Political T’s positively proliferated at this year’s New York Fashion Week: Jonathan Simkhai gifted front-row attendees to his show with “Feminist AF” shirts, and Prabal Gurung, citing January’s women’s marches as inspiration, debuted T-shirts decorated with messages including “The Future Is Female” and “Nevertheless She Persisted.”
It isn’t immediately clear how these shirts are different from others you could find on Etsy, eBay, or even Amazon, other than the 3,000-percent price difference. The novelty seems to be rooted in the notion that Dior is making a feminist statement. Suddenly, the fashion crowd has embraced political clothing. Some observers have suggested this might even make feminism more palatable to a new crowd. Britain’s Daily Telegraph said Chiuri was “reaching women who might not normally be receptive to any kind of socially progressive message.”
“Designer protest wear” is a bit of an oxymoron, but the positive impact shouldn’t be ignored. We’re all familiar with the cultural cachet luxury brands wield, not to mention the trickle-down effect of trends. Consequently, more brands will surely soon be producing clothes that affirm women’s rights. If Juicy Couture was able to create a whole market for tracksuits with degrading slogans printed on their derrieres, it seems certain that within six months discount stores will be packed to the rafters with knockoff T-shirts covered in Elizabeth Warren quotes.
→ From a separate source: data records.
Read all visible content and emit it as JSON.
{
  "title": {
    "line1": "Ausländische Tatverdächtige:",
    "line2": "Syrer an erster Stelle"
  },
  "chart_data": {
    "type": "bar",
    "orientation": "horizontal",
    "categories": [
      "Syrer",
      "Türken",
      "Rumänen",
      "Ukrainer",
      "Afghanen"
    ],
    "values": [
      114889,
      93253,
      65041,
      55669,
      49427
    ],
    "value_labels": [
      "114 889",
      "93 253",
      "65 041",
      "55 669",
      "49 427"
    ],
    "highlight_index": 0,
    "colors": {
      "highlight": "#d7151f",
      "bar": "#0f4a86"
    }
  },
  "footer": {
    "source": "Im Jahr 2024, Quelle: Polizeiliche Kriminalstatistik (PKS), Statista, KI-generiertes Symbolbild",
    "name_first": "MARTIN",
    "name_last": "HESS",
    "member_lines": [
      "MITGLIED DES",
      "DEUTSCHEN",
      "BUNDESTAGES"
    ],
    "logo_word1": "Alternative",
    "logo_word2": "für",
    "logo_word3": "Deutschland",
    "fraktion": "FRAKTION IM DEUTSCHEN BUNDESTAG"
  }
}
Fashion editors seem simultaneously excited and terrified by this new trend: They want to join the revolution, but they’re afraid of becoming just another body among the unmanicured masses. Vogue writer Eviana Hartman took an informal survey of fashion editors’ feelings about dressing for the resistance, and it was clear that they’re not quite ready for the barricades. They prefer to make a statement by donning boldly tailored items or featuring a pop of bright color rather than by slapping a slogan on their shirts. Hartman confessed that though she had purchased some vintage political T-shirts on eBay, she was struggling to integrate them into her wardrobe. She declared this “a good old-fashioned fashion challenge.”
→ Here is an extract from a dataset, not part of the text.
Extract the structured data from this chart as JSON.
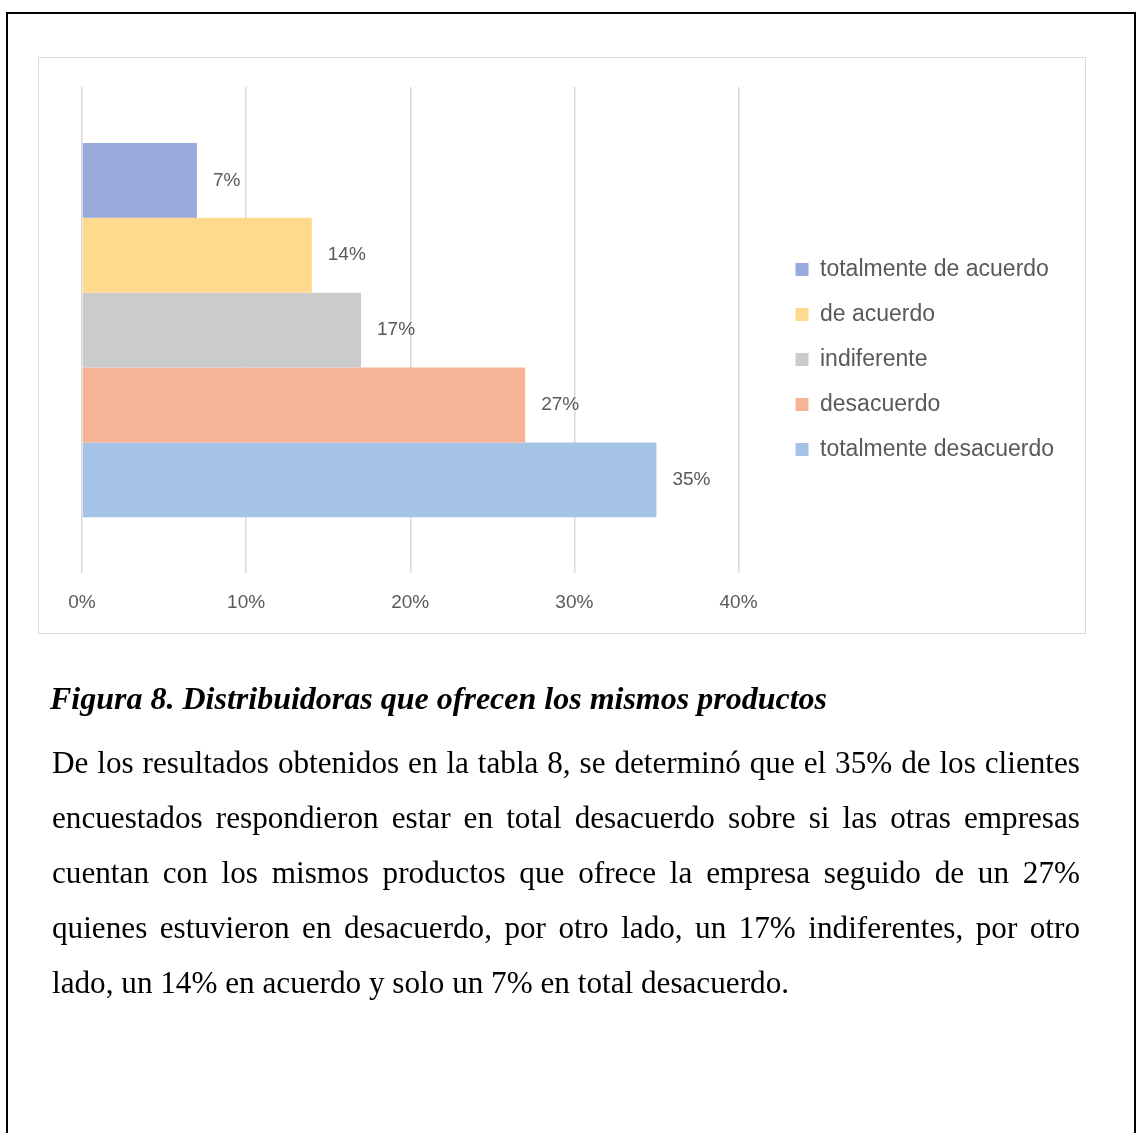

But isn’t the way to incorporate a T-shirt into your wardrobe simply to wear it with a pair of jeans? Do you need special protest pants or to balance it with a conciliatory skirt?
Worrying over the right way to style garments that proclaim one’s feminism seems like a desire to qualify the statements they’re proclaiming. The message is, “We should all be feminists, but I also believe in lipstick and this season’s Gucci loafers.” Or “My feminism is semi-ironic, as betrayed by my Gloria Steinem-style tinted glasses.”
To be sure, it will only be a good thing when Fifth Avenue is filled with fashionistas flaunting their feminism. Who could resist the spectacle of Park Avenue grandes dames wearing “Pussy Grabs Back” shirts? Nevertheless, when your first concern is matching your “Girl Power” T-shirt with your new leather boots rather with than the message it sends, you’re not so much supporting feminism as accessorizing with it.